Quando me surpreendo ao fundo do espelho assusto-me. Mal posso acreditar que tenho limites, que sou recortada e definida. Sinto-me espalhada no ar, pensando dentro das criaturas, vivendo nas coisas além de mim mesma. Quando me surpreendo ao espelho não me assusto porque me ache feia ou bonita. É que me descubro de outra qualidade. Depois de não me ver há muito quase esqueço que sou humana, esqueço o meu passado e sou com a mesma libertação de fim e de consciência quanto uma coisa apenas viva (Lispector, 1980, p. 62).

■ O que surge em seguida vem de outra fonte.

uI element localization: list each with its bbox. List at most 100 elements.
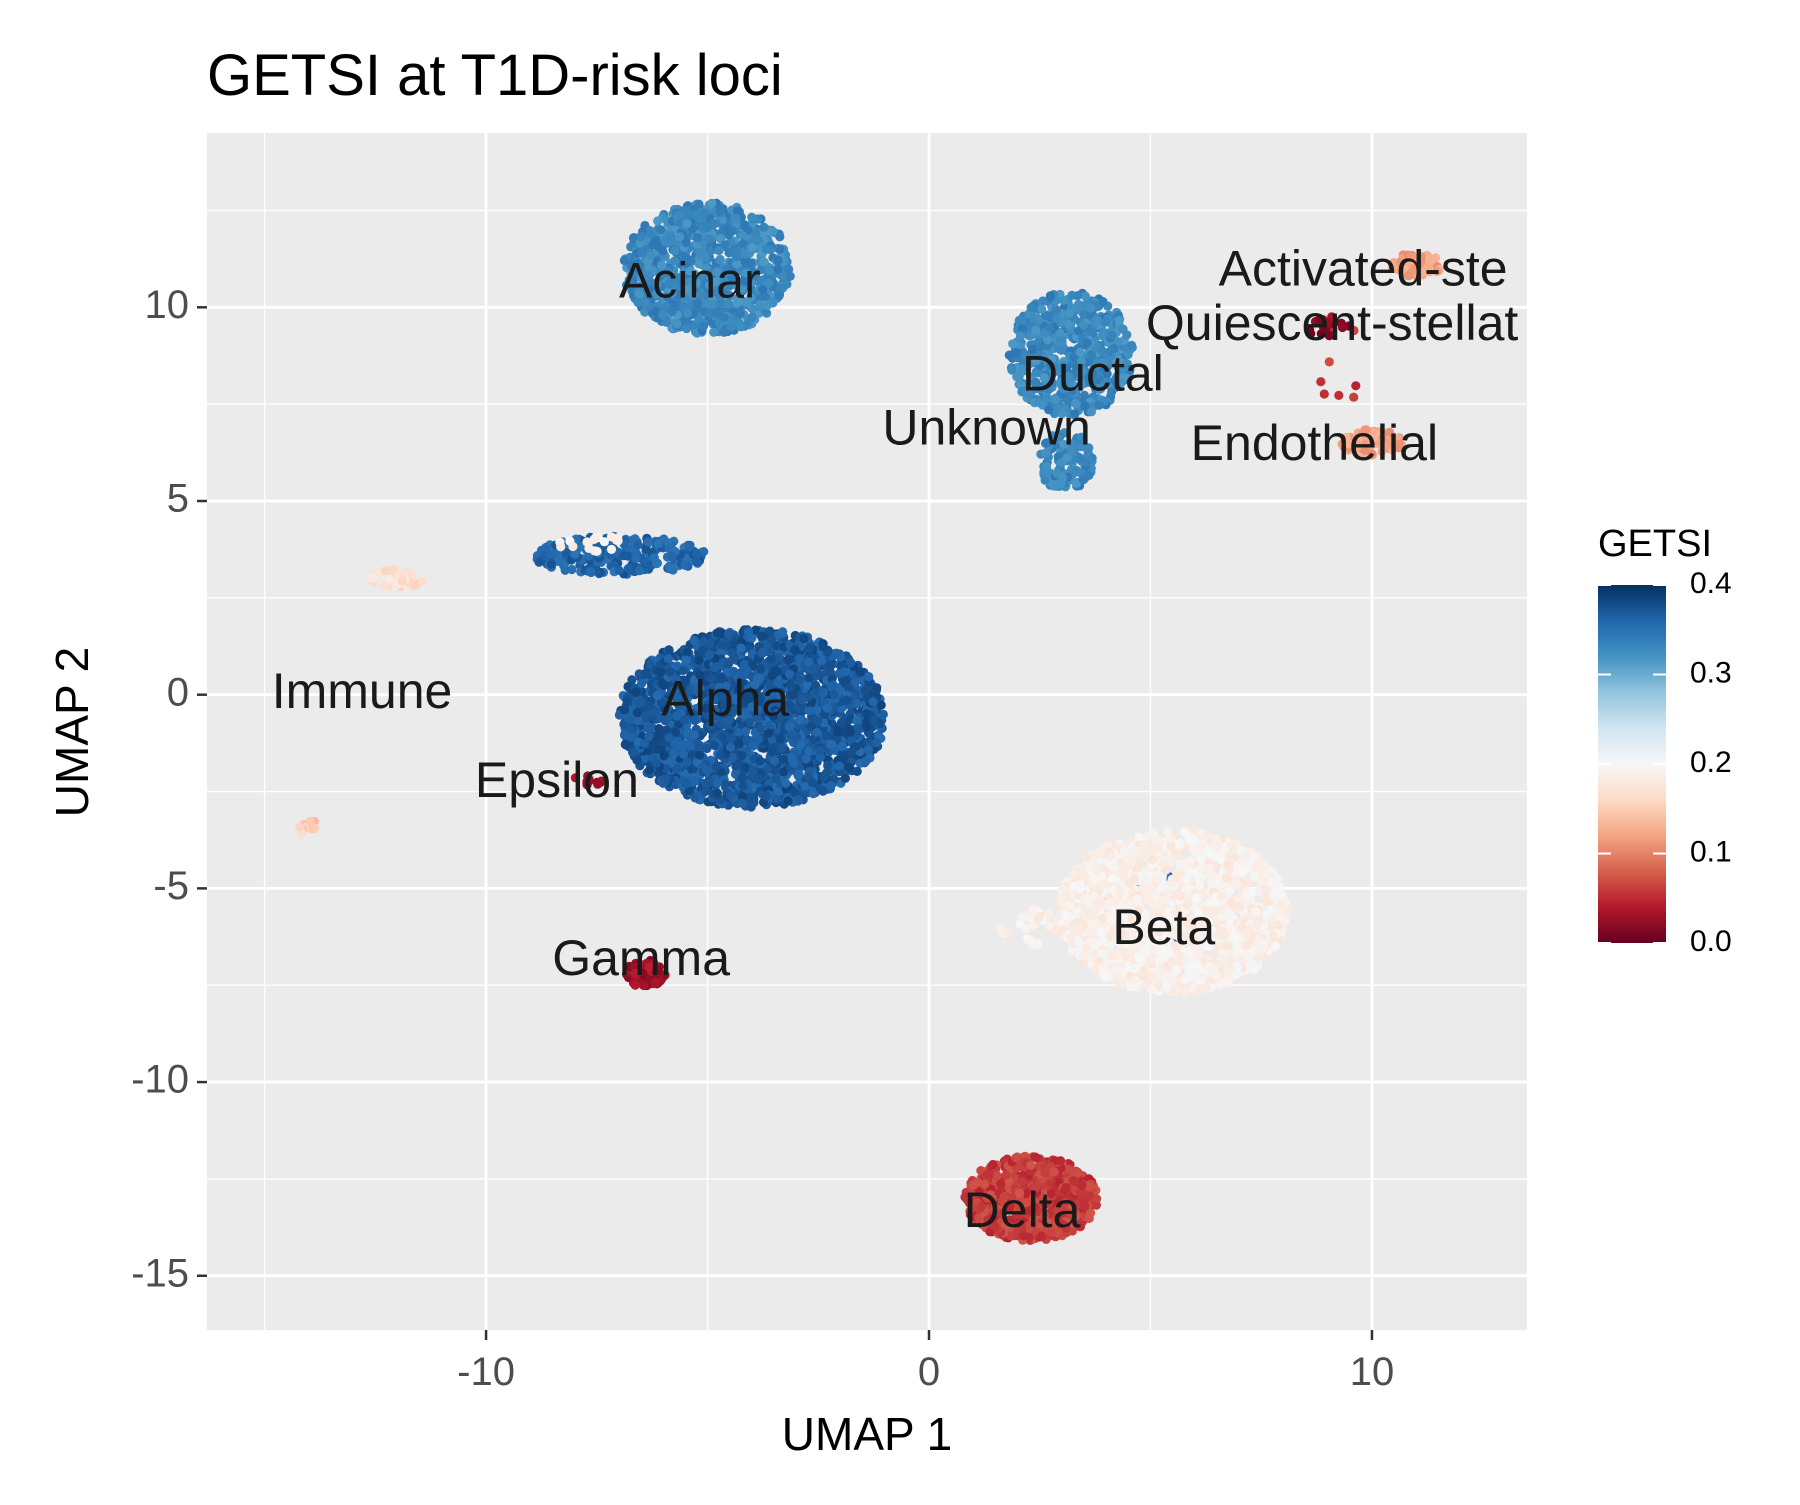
data-point [762, 792, 771, 801]
data-point [1012, 348, 1021, 357]
data-point [1115, 316, 1124, 325]
data-point [738, 781, 747, 790]
data-point [815, 746, 824, 755]
data-point [1052, 306, 1061, 315]
data-point [295, 822, 304, 831]
data-point [664, 538, 673, 547]
data-point [586, 567, 595, 576]
data-point [795, 676, 804, 685]
data-point [709, 328, 718, 337]
data-point [835, 761, 844, 770]
data-point [546, 550, 555, 559]
data-point [765, 278, 774, 287]
data-point [701, 787, 710, 796]
data-point [685, 542, 694, 551]
data-point [682, 656, 691, 665]
data-point [633, 716, 642, 725]
data-point [796, 740, 805, 749]
data-point [713, 629, 722, 638]
data-point [996, 924, 1005, 933]
data-point [737, 751, 746, 760]
data-point [724, 629, 733, 638]
data-point [665, 232, 674, 241]
data-point [716, 208, 725, 217]
data-point [817, 656, 826, 665]
data-point [1004, 928, 1013, 937]
data-point [736, 643, 745, 652]
data-point [706, 639, 715, 648]
data-point [1033, 939, 1042, 948]
data-point [619, 551, 628, 560]
data-point [818, 787, 827, 796]
data-point [667, 552, 676, 561]
data-point [1042, 462, 1051, 471]
data-point [712, 762, 721, 771]
data-point [644, 537, 653, 546]
data-point [734, 739, 743, 748]
data-point [758, 632, 767, 641]
data-point [747, 213, 756, 222]
data-point [1007, 365, 1016, 374]
data-point [308, 824, 317, 833]
data-point [869, 716, 878, 725]
data-point [748, 313, 757, 322]
data-point [841, 774, 850, 783]
data-point [775, 245, 784, 254]
data-point [718, 731, 727, 740]
data-point [741, 763, 750, 772]
data-point [664, 733, 673, 742]
data-point [659, 751, 668, 760]
data-point [798, 696, 807, 705]
data-point [625, 716, 634, 725]
data-point [1098, 297, 1107, 306]
data-point [765, 627, 774, 636]
data-point [707, 199, 716, 208]
data-point [680, 561, 689, 570]
data-point [1075, 454, 1084, 463]
data-point [637, 232, 646, 241]
data-point [784, 265, 793, 274]
data-point [705, 234, 714, 243]
data-point [1059, 296, 1068, 305]
data-point [695, 751, 704, 760]
data-point [652, 759, 661, 768]
data-point [784, 655, 793, 664]
data-point [644, 724, 653, 733]
data-point [879, 710, 888, 719]
data-point [789, 759, 798, 768]
data-point [776, 735, 785, 744]
data-point [747, 243, 756, 252]
data-point [653, 539, 662, 548]
data-point [751, 229, 760, 238]
data-point [754, 775, 763, 784]
data-point [1118, 325, 1127, 334]
data-point [842, 696, 851, 705]
data-point [810, 663, 819, 672]
data-point [1052, 469, 1061, 478]
data-point [665, 563, 674, 572]
data-point [720, 313, 729, 322]
data-point [1334, 391, 1343, 400]
data-point [683, 757, 692, 766]
data-point [1095, 401, 1104, 410]
data-point [759, 647, 768, 656]
data-point [768, 747, 777, 756]
data-point [1079, 320, 1088, 329]
data-point [556, 542, 565, 551]
data-point [631, 688, 640, 697]
chart-title: GETSI at T1D-risk loci [207, 43, 783, 108]
data-point [793, 795, 802, 804]
data-point [1018, 324, 1027, 333]
data-point [591, 533, 600, 542]
data-point [306, 817, 315, 826]
data-point [755, 757, 764, 766]
data-point [631, 554, 640, 563]
data-point [869, 697, 878, 706]
data-point [778, 627, 787, 636]
data-point [613, 533, 622, 542]
data-point [713, 789, 722, 798]
data-point [721, 240, 730, 249]
data-point [812, 706, 821, 715]
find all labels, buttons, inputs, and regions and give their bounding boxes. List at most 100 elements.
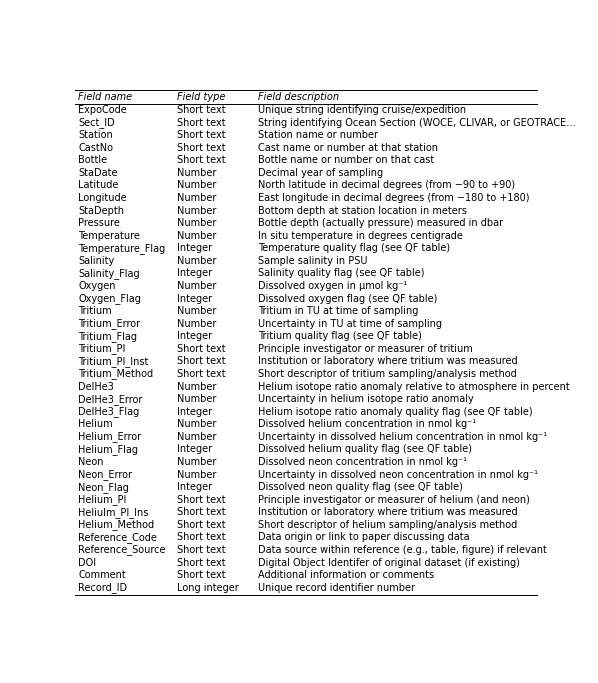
Text: Institution or laboratory where tritium was measured: Institution or laboratory where tritium … bbox=[258, 357, 517, 366]
Text: String identifying Ocean Section (WOCE, CLIVAR, or GEOTRACE…: String identifying Ocean Section (WOCE, … bbox=[258, 117, 576, 128]
Text: Data source within reference (e.g., table, figure) if relevant: Data source within reference (e.g., tabl… bbox=[258, 545, 547, 555]
Text: Short text: Short text bbox=[177, 369, 225, 379]
Text: Short text: Short text bbox=[177, 557, 225, 568]
Text: Integer: Integer bbox=[177, 243, 212, 253]
Text: Short text: Short text bbox=[177, 520, 225, 530]
Text: Tritium_Method: Tritium_Method bbox=[78, 369, 154, 379]
Text: Number: Number bbox=[177, 319, 216, 329]
Text: Tritium_Flag: Tritium_Flag bbox=[78, 331, 138, 342]
Text: Neon_Error: Neon_Error bbox=[78, 469, 133, 480]
Text: Cast name or number at that station: Cast name or number at that station bbox=[258, 143, 438, 153]
Text: Tritium quality flag (see QF table): Tritium quality flag (see QF table) bbox=[258, 331, 422, 342]
Text: Dissolved oxygen in μmol kg⁻¹: Dissolved oxygen in μmol kg⁻¹ bbox=[258, 281, 407, 291]
Text: Integer: Integer bbox=[177, 445, 212, 454]
Text: DelHe3_Flag: DelHe3_Flag bbox=[78, 406, 140, 417]
Text: Oxygen: Oxygen bbox=[78, 281, 116, 291]
Text: East longitude in decimal degrees (from −180 to +180): East longitude in decimal degrees (from … bbox=[258, 193, 529, 203]
Text: Short text: Short text bbox=[177, 545, 225, 555]
Text: StaDate: StaDate bbox=[78, 168, 118, 178]
Text: Digital Object Identifer of original dataset (if existing): Digital Object Identifer of original dat… bbox=[258, 557, 520, 568]
Text: Salinity quality flag (see QF table): Salinity quality flag (see QF table) bbox=[258, 268, 425, 279]
Text: Uncertainty in TU at time of sampling: Uncertainty in TU at time of sampling bbox=[258, 319, 442, 329]
Text: Number: Number bbox=[177, 469, 216, 479]
Text: Temperature_Flag: Temperature_Flag bbox=[78, 242, 166, 253]
Text: Short text: Short text bbox=[177, 143, 225, 153]
Text: Bottom depth at station location in meters: Bottom depth at station location in mete… bbox=[258, 206, 466, 216]
Text: Sample salinity in PSU: Sample salinity in PSU bbox=[258, 256, 367, 266]
Text: Short text: Short text bbox=[177, 357, 225, 366]
Text: Latitude: Latitude bbox=[78, 180, 119, 191]
Text: Field name: Field name bbox=[78, 92, 133, 102]
Text: Short text: Short text bbox=[177, 344, 225, 354]
Text: Neon: Neon bbox=[78, 457, 104, 467]
Text: Number: Number bbox=[177, 231, 216, 240]
Text: DelHe3_Error: DelHe3_Error bbox=[78, 393, 143, 404]
Text: Salinity_Flag: Salinity_Flag bbox=[78, 268, 140, 279]
Text: Field type: Field type bbox=[177, 92, 225, 102]
Text: Pressure: Pressure bbox=[78, 218, 120, 228]
Text: Salinity: Salinity bbox=[78, 256, 115, 266]
Text: Bottle: Bottle bbox=[78, 155, 108, 165]
Text: Number: Number bbox=[177, 256, 216, 266]
Text: Data origin or link to paper discussing data: Data origin or link to paper discussing … bbox=[258, 532, 469, 542]
Text: Number: Number bbox=[177, 193, 216, 203]
Text: North latitude in decimal degrees (from −90 to +90): North latitude in decimal degrees (from … bbox=[258, 180, 515, 191]
Text: Short text: Short text bbox=[177, 570, 225, 580]
Text: Dissolved helium quality flag (see QF table): Dissolved helium quality flag (see QF ta… bbox=[258, 445, 472, 454]
Text: Uncertainty in helium isotope ratio anomaly: Uncertainty in helium isotope ratio anom… bbox=[258, 394, 474, 404]
Text: Helium isotope ratio anomaly quality flag (see QF table): Helium isotope ratio anomaly quality fla… bbox=[258, 406, 532, 417]
Text: Short descriptor of helium sampling/analysis method: Short descriptor of helium sampling/anal… bbox=[258, 520, 517, 530]
Text: Principle investigator or measurer of tritium: Principle investigator or measurer of tr… bbox=[258, 344, 472, 354]
Text: Unique string identifying cruise/expedition: Unique string identifying cruise/expedit… bbox=[258, 105, 466, 115]
Text: Number: Number bbox=[177, 432, 216, 442]
Text: Uncertainty in dissolved neon concentration in nmol kg⁻¹: Uncertainty in dissolved neon concentrat… bbox=[258, 469, 538, 479]
Text: Short text: Short text bbox=[177, 130, 225, 140]
Text: Number: Number bbox=[177, 419, 216, 429]
Text: Helium_Error: Helium_Error bbox=[78, 432, 142, 443]
Text: Number: Number bbox=[177, 394, 216, 404]
Text: Number: Number bbox=[177, 206, 216, 216]
Text: Integer: Integer bbox=[177, 268, 212, 279]
Text: Neon_Flag: Neon_Flag bbox=[78, 482, 129, 492]
Text: Integer: Integer bbox=[177, 406, 212, 417]
Text: Tritium_PI: Tritium_PI bbox=[78, 344, 126, 354]
Text: DOI: DOI bbox=[78, 557, 97, 568]
Text: Short descriptor of tritium sampling/analysis method: Short descriptor of tritium sampling/ana… bbox=[258, 369, 517, 379]
Text: Dissolved oxygen flag (see QF table): Dissolved oxygen flag (see QF table) bbox=[258, 294, 437, 303]
Text: Reference_Source: Reference_Source bbox=[78, 544, 166, 555]
Text: Short text: Short text bbox=[177, 105, 225, 115]
Text: Dissolved neon quality flag (see QF table): Dissolved neon quality flag (see QF tabl… bbox=[258, 482, 463, 492]
Text: Helium isotope ratio anomaly relative to atmosphere in percent: Helium isotope ratio anomaly relative to… bbox=[258, 382, 569, 391]
Text: Uncertainty in dissolved helium concentration in nmol kg⁻¹: Uncertainty in dissolved helium concentr… bbox=[258, 432, 547, 442]
Text: Helium_PI: Helium_PI bbox=[78, 494, 127, 505]
Text: Record_ID: Record_ID bbox=[78, 582, 127, 593]
Text: DelHe3: DelHe3 bbox=[78, 382, 114, 391]
Text: Integer: Integer bbox=[177, 482, 212, 492]
Text: Tritium in TU at time of sampling: Tritium in TU at time of sampling bbox=[258, 306, 418, 316]
Text: Tritium_Error: Tritium_Error bbox=[78, 318, 141, 329]
Text: Integer: Integer bbox=[177, 294, 212, 303]
Text: Number: Number bbox=[177, 457, 216, 467]
Text: Number: Number bbox=[177, 306, 216, 316]
Text: Dissolved neon concentration in nmol kg⁻¹: Dissolved neon concentration in nmol kg⁻… bbox=[258, 457, 467, 467]
Text: In situ temperature in degrees centigrade: In situ temperature in degrees centigrad… bbox=[258, 231, 463, 240]
Text: Dissolved helium concentration in nmol kg⁻¹: Dissolved helium concentration in nmol k… bbox=[258, 419, 476, 429]
Text: Principle investigator or measurer of helium (and neon): Principle investigator or measurer of he… bbox=[258, 494, 530, 505]
Text: Longitude: Longitude bbox=[78, 193, 127, 203]
Text: StaDepth: StaDepth bbox=[78, 206, 124, 216]
Text: Reference_Code: Reference_Code bbox=[78, 532, 157, 543]
Text: Number: Number bbox=[177, 281, 216, 291]
Text: Oxygen_Flag: Oxygen_Flag bbox=[78, 293, 141, 304]
Text: Sect_ID: Sect_ID bbox=[78, 117, 115, 128]
Text: Tritium: Tritium bbox=[78, 306, 112, 316]
Text: Comment: Comment bbox=[78, 570, 126, 580]
Text: Short text: Short text bbox=[177, 117, 225, 128]
Text: Integer: Integer bbox=[177, 331, 212, 342]
Text: Helium: Helium bbox=[78, 419, 113, 429]
Text: Short text: Short text bbox=[177, 507, 225, 517]
Text: Short text: Short text bbox=[177, 494, 225, 505]
Text: Field description: Field description bbox=[258, 92, 339, 102]
Text: Institution or laboratory where tritium was measured: Institution or laboratory where tritium … bbox=[258, 507, 517, 517]
Text: Tritium_PI_Inst: Tritium_PI_Inst bbox=[78, 356, 149, 367]
Text: Short text: Short text bbox=[177, 532, 225, 542]
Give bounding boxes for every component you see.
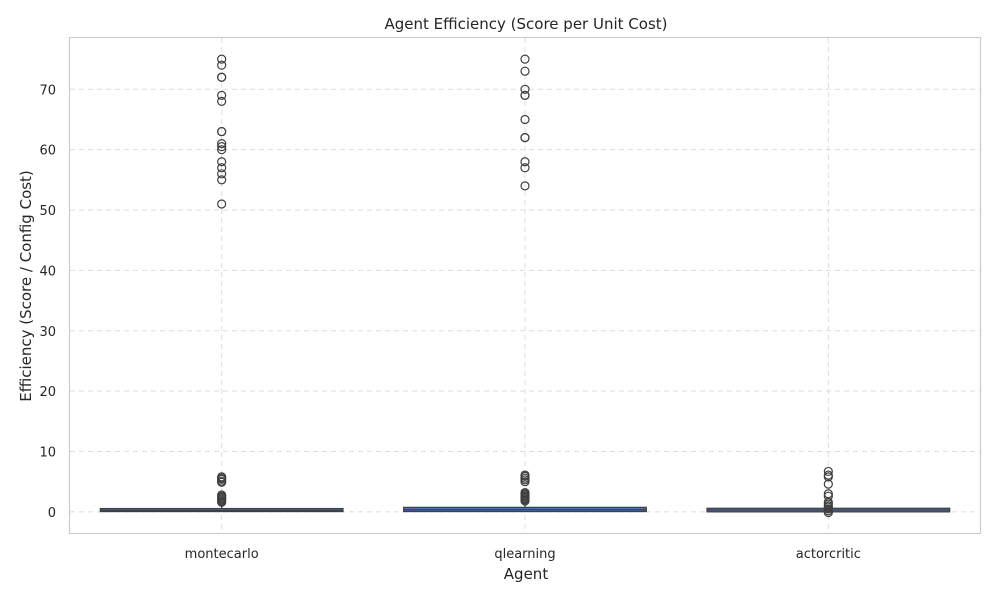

Se nesse momento, frente ao espelho, Joana ousasse se perguntar “quem eu sou?”, provavelmente responderia como Alice responde à Lagarta, no país das maravilhas, de Lewis Carroll (1972, p.21): “Para falar a verdade, ignoro. Quando me levantei esta manhã, eu sabia quem eu era; mas durante o dia mudei tanto que não sei mais quem sou.”

Talvez a frase de Spinoza, citada tanto por Deleuze, como por Clarice Lispector, em Perto do Coração Selvagem, possa nos ajudar a compreender um dos conceitos principais da esquizoanálise – o conceito de corpo sem órgãos: Os corpos se distinguem uns dos outros em relação ao movimento e ao repouso, à velocidade e à lentidão e não em relação à substância (Lispector, 1980, p.115-116). A pergunta espinozista sobre o que pode um corpo, era uma das questões que mais atraiam Deleuze e Guattari na filosofia de Spinoza, e pode traduzir algumas das experimentações com o corpo preconizadas na esquizoanálise.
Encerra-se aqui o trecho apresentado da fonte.